It's rather difficult to travel with other people. Everyone is on the lookout for different things. Some people walk faster than others. Some people stop to take pictures of houses or signs or old men buying cigarettes without telling other people. Some people want to see all the great sights, some want to go to clubs, some want to go shopping. What I like best is to walk around in parts of the city that aren't that special, side streets, supermarkets, anythings. Clifford Geertz (I'm a bit impressed by his essays, they just seem so relevant to where I am study-wise right now) of course has something so say about this: "It renders them accesible: setting them in the frame of their own banalities, it dissolves their opacity." Now even though Geertz is talking about Marocco or Indonesia, even Lower Austria can be a strange place to me. And I like to blend it, to see what it would be like to live in a place permanently, to be more than a visitor.
Or maybe it's that "taste for boredom and inaction" which Francis Wyndham - whose work I can't praise enough, do yourself a favour and read The Complete Fiction - writes about so well.
When I was in Ohrid, I couldn't stand the group dynamics any more.
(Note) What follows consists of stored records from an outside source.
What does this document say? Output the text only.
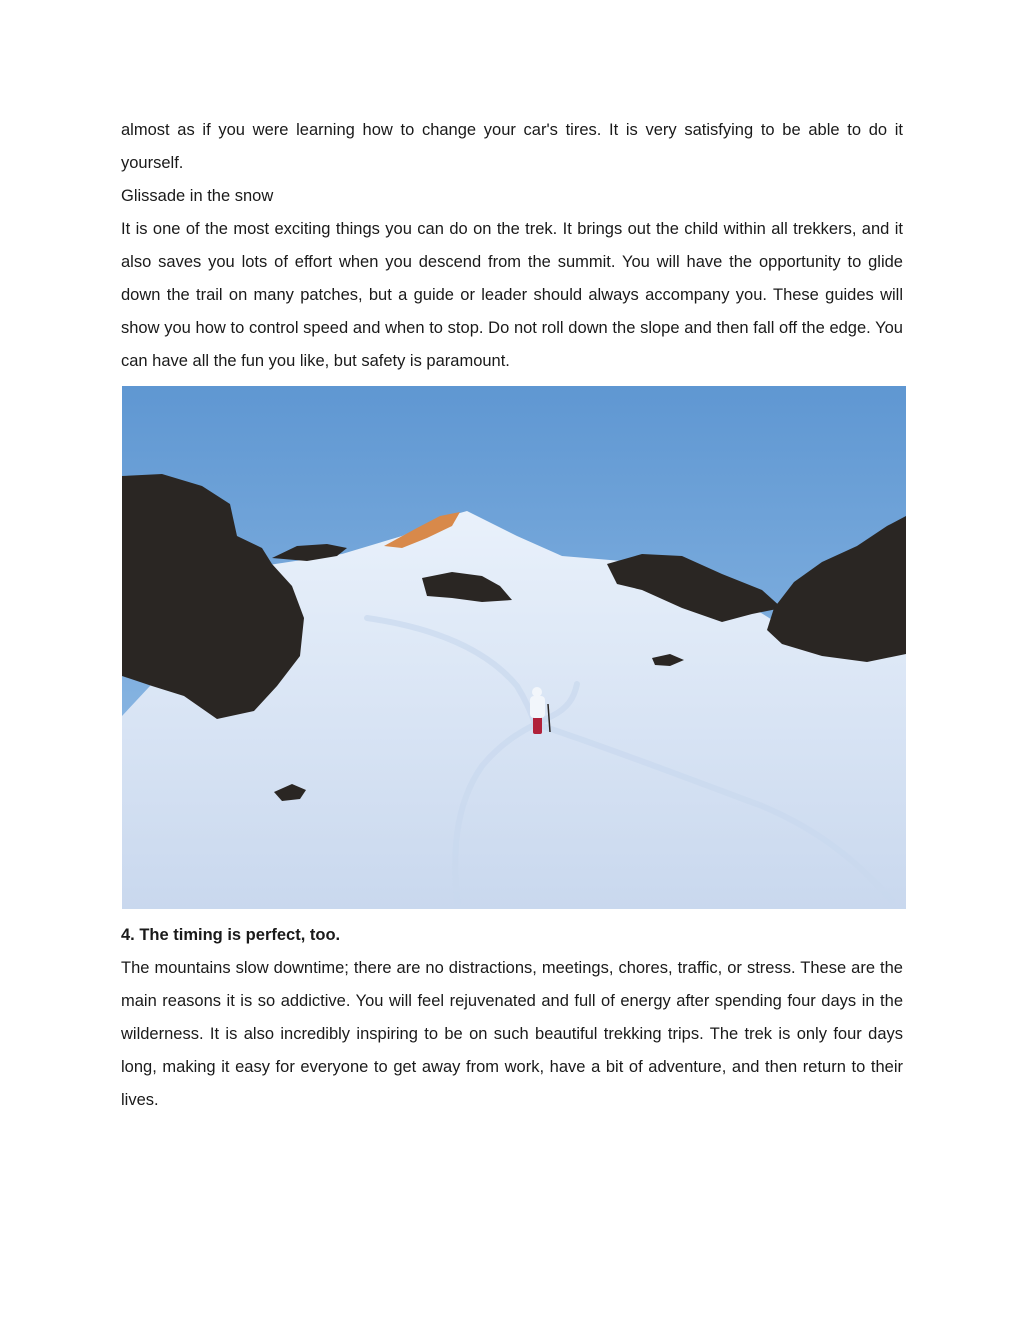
almost as if you were learning how to change your car's tires. It is very satisfying to be able to do it yourself.

Glissade in the snow

It is one of the most exciting things you can do on the trek. It brings out the child within all trekkers, and it also saves you lots of effort when you descend from the summit. You will have the opportunity to glide down the trail on many patches, but a guide or leader should always accompany you. These guides will show you how to control speed and when to stop. Do not roll down the slope and then fall off the edge. You can have all the fun you like, but safety is paramount.

4. The timing is perfect, too.

The mountains slow downtime; there are no distractions, meetings, chores, traffic, or stress. These are the main reasons it is so addictive. You will feel rejuvenated and full of energy after spending four days in the wilderness. It is also incredibly inspiring to be on such beautiful trekking trips. The trek is only four days long, making it easy for everyone to get away from work, have a bit of adventure, and then return to their lives.
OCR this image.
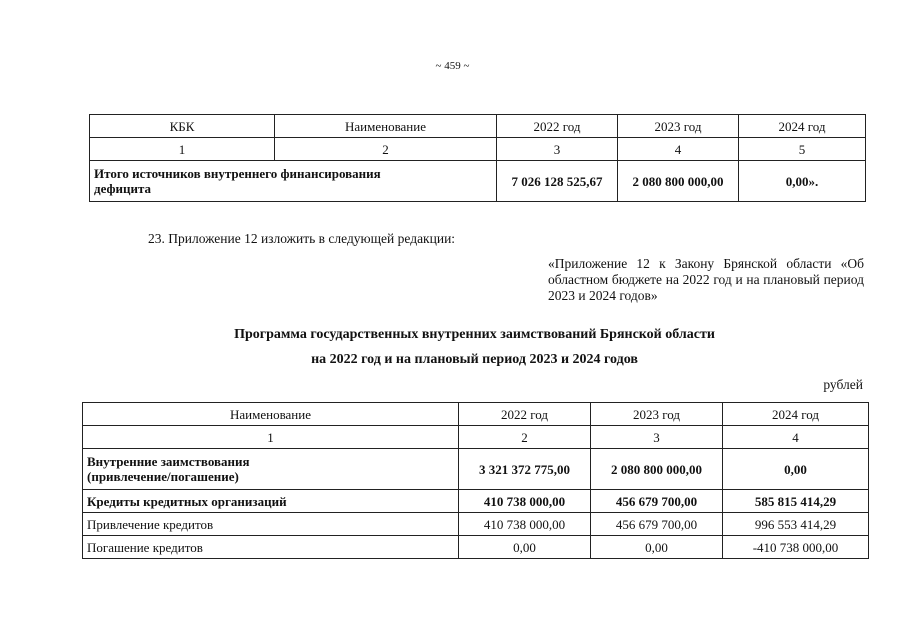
~ 459 ~
КБК	Наименование	2022 год	2023 год	2024 год
1	2	3	4	5
Итого источников внутреннего финансирования дефицита		7 026 128 525,67	2 080 800 000,00	0,00».
23. Приложение 12 изложить в следующей редакции:
«Приложение 12 к Закону Брянской области «Об областном бюджете на 2022 год и на плановый период 2023 и 2024 годов»
Программа государственных внутренних заимствований Брянской области
на 2022 год и на плановый период 2023 и 2024 годов
рублей
Наименование	2022 год	2023 год	2024 год
1	2	3	4
Внутренние заимствования (привлечение/погашение)	3 321 372 775,00	2 080 800 000,00	0,00
Кредиты кредитных организаций	410 738 000,00	456 679 700,00	585 815 414,29
Привлечение кредитов	410 738 000,00	456 679 700,00	996 553 414,29
Погашение кредитов	0,00	0,00	-410 738 000,00
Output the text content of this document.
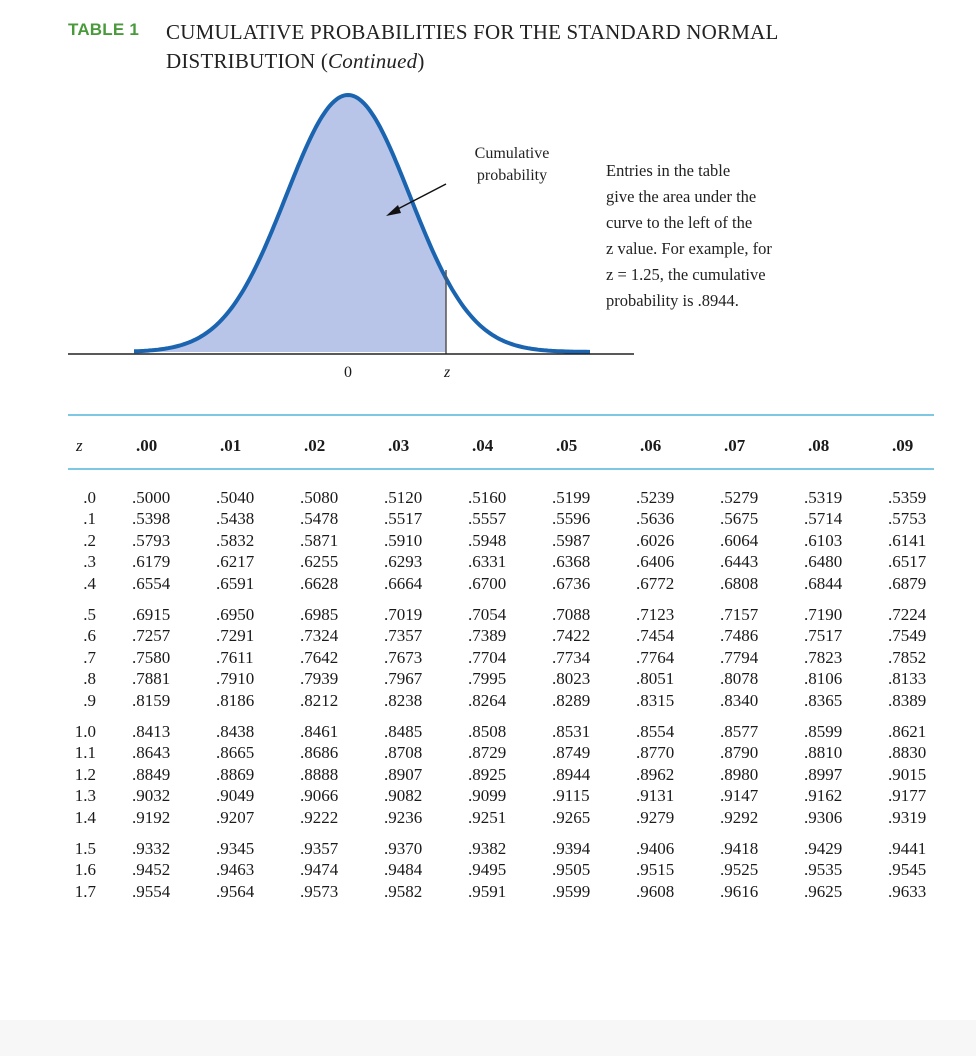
TABLE 1 CUMULATIVE PROBABILITIES FOR THE STANDARD NORMAL
DISTRIBUTION (Continued)
Cumulative
probability	Entries in the table
give the area under the
curve to the left of the
z value. For example, for
z = 1.25, the cumulative
probability is .8944.
0	z
z	.00	.01	.02	.03	.04	.05	.06	.07	.08	.09
.0 .5000	.5040	.5080	.5120	.5160	.5199	.5239	.5279	.5319	.5359
.1 .5398	.5438	.5478	.5517	.5557	.5596	.5636	.5675	.5714	.5753
.2 .5793	.5832	.5871	.5910	.5948	.5987	.6026	.6064	.6103	.6141
.3 .6179	.6217	.6255	.6293	.6331	.6368	.6406	.6443	.6480	.6517
.4 .6554	.6591	.6628	.6664	.6700	.6736	.6772	.6808	.6844	.6879
.5 .6915	.6950	.6985	.7019	.7054	.7088	.7123	.7157	.7190	.7224
.6 .7257	.7291	.7324	.7357	.7389	.7422	.7454	.7486	.7517	.7549
.7 .7580	.7611	.7642	.7673	.7704	.7734	.7764	.7794	.7823	.7852
.8 .7881	.7910	.7939	.7967	.7995	.8023	.8051	.8078	.8106	.8133
.9 .8159	.8186	.8212	.8238	.8264	.8289	.8315	.8340	.8365	.8389
1.0 .8413	.8438	.8461	.8485	.8508	.8531	.8554	.8577	.8599	.8621
1.1 .8643	.8665	.8686	.8708	.8729	.8749	.8770	.8790	.8810	.8830
1.2 .8849	.8869	.8888	.8907	.8925	.8944	.8962	.8980	.8997	.9015
1.3 .9032	.9049	.9066	.9082	.9099	.9115	.9131	.9147	.9162	.9177
1.4 .9192	.9207	.9222	.9236	.9251	.9265	.9279	.9292	.9306	.9319
1.5 .9332	.9345	.9357	.9370	.9382	.9394	.9406	.9418	.9429	.9441
1.6 .9452	.9463	.9474	.9484	.9495	.9505	.9515	.9525	.9535	.9545
1.7 .9554	.9564	.9573	.9582	.9591	.9599	.9608	.9616	.9625	.9633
Groups don't really work well for me because the decision-making-process just takes way too long to be bearable. So I went to a supermarket and bought some fruit, had an interesting English-Macedonian conversation with the lady in the bakery about what food to buy (I just love bakeries), then sat down at the main square next to an old man. The World Cup was already in full swing and every café had placed its TV on the square. So I watched the game, happily eating my pastries. Most of the men seemed to root for the USA and I was the only one who swore when the English keeper turned out to be incapable of catching a ball. It was one of the best nights of the whole trip.